On the other side of the expat coin, the UK is the most important destination for Spanish overseas investment. Major Spanish-owned world banks such as Santander play a significant role in the British financial sector, construction companies have significant UK holdings and other service providers such as Telefonica also hold massive investments. Spain’s fresh produce stocks UK supermarkets, with supplies and profitability is expected to be severely affected by extra customs controls at the border. In addition to reassuring UK expatriates they won’t be illegal immigrants should the final outcome be a no-deal Brexit, another bilateral agreement is being worked on in order to safeguard commercial trade relations.

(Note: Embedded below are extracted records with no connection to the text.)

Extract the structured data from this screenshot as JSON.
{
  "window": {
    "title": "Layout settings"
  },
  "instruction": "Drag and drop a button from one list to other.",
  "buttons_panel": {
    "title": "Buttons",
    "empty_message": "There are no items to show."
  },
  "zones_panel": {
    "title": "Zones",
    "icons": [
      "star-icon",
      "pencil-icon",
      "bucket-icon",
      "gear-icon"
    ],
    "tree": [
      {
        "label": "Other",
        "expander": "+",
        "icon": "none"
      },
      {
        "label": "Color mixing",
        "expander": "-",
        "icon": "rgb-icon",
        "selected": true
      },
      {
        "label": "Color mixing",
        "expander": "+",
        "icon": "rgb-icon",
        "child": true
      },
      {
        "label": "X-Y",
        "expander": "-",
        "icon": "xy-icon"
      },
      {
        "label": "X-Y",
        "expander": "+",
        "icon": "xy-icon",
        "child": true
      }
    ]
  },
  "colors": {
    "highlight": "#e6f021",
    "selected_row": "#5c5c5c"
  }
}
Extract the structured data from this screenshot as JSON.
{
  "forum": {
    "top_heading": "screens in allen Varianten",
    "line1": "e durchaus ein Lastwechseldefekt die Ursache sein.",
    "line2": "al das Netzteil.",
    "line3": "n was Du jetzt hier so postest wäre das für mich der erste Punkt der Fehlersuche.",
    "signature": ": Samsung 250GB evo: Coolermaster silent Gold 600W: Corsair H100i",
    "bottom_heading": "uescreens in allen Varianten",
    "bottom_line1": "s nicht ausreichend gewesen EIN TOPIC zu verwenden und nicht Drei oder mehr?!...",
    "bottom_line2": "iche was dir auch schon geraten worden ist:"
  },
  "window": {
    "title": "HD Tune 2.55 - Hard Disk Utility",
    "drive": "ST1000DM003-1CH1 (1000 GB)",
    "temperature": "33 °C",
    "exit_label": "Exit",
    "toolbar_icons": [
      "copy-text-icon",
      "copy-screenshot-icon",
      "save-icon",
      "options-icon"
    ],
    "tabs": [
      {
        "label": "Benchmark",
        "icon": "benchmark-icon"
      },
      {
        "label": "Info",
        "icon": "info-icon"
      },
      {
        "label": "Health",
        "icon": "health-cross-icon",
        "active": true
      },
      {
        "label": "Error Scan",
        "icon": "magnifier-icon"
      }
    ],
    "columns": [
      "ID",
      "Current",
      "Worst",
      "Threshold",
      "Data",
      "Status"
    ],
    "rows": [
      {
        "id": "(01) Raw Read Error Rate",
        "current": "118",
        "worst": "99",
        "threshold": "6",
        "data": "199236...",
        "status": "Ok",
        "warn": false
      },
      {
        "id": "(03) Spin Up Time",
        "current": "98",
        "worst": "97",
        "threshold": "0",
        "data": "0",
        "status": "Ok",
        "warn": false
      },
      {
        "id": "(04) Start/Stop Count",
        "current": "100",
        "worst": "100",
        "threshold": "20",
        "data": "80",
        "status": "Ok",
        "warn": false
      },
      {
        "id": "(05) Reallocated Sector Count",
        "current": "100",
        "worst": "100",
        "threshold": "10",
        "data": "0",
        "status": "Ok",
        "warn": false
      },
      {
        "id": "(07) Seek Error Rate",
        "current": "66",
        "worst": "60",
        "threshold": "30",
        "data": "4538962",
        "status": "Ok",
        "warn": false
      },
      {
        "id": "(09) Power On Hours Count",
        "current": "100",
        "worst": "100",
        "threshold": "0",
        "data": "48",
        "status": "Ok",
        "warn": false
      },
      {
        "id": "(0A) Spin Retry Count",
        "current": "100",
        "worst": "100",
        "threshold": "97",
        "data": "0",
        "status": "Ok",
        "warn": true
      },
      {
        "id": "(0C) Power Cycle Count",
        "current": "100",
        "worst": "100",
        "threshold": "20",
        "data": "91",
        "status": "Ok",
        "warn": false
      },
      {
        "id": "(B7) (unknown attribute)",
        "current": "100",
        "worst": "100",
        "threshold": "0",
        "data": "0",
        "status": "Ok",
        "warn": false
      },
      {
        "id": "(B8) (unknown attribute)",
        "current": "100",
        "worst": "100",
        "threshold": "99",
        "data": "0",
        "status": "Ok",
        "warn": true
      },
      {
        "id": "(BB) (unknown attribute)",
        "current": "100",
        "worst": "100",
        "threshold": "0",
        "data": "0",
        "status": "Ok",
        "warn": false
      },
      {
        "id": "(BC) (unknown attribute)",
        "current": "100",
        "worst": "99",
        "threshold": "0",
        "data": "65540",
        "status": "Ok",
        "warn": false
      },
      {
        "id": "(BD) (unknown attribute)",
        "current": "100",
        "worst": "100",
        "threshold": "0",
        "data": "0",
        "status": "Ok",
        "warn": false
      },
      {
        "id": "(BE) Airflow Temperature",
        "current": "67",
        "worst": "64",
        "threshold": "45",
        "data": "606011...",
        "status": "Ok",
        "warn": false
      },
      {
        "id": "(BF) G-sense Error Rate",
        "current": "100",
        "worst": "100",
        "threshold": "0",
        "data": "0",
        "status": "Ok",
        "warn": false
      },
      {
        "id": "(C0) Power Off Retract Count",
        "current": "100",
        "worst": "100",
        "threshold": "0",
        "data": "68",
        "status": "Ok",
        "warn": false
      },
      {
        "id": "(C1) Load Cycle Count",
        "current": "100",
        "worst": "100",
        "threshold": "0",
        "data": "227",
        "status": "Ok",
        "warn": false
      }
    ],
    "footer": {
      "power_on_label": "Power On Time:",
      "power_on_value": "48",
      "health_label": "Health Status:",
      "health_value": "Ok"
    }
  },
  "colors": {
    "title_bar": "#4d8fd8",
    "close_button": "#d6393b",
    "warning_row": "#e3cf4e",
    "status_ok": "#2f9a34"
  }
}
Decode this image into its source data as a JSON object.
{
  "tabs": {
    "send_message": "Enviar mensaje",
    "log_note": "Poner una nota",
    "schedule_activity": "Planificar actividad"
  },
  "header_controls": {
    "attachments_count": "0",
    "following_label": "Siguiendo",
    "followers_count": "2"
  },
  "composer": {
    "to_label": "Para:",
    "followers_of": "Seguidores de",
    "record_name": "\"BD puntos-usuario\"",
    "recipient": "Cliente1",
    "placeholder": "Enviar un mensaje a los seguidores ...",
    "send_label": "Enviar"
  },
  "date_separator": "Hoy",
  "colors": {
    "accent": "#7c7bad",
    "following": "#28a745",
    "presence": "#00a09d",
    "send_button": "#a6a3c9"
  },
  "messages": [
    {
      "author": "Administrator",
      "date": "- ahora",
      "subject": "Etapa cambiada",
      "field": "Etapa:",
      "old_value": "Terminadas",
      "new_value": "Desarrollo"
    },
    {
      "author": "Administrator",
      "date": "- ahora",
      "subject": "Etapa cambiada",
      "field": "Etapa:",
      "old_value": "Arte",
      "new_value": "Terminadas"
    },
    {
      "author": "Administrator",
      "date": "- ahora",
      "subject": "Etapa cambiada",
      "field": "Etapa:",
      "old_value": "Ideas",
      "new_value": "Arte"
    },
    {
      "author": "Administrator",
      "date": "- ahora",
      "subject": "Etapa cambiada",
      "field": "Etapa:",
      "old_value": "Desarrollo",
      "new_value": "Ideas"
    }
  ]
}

Unfortunately, a lack of clarification on all the above and other crucial issues is causing consternation in both the UK expat community and Spain’s business community. EuroCitizens representative Michael Harris told reporters the proposed legislation is likely to be too late, adding Spain has not yet instructed expat residents on how to ensure they’re residing legally in the country. Many long-stay expats are eager to become Spanish citizens in order to secure their futures, but Spain disallows dual citizenship, giving hard choices for older Brits.

EuroCitizens has suggested the government should pass a new law allowing expat dual citizenship for those who can prove long-term residency, but nothing’s been decided yet. Another crucial issue is those expatriates who’re economically inactive and who may not be able to satisfy Spain’s requirements as regards finance. Once the UK leaves the EU, sustainable income of 26,500 euros a year per immigrant will need to be proved, with expatriate UK state pensioners unable to comply unless they have considerable returns from investments. Some 50 per cent of Spain’s UK expat community are in retirement, with most living near or in southern coastal communities. Should a high number be forced to return to the UK, local Spanish businesses are sure to suffer.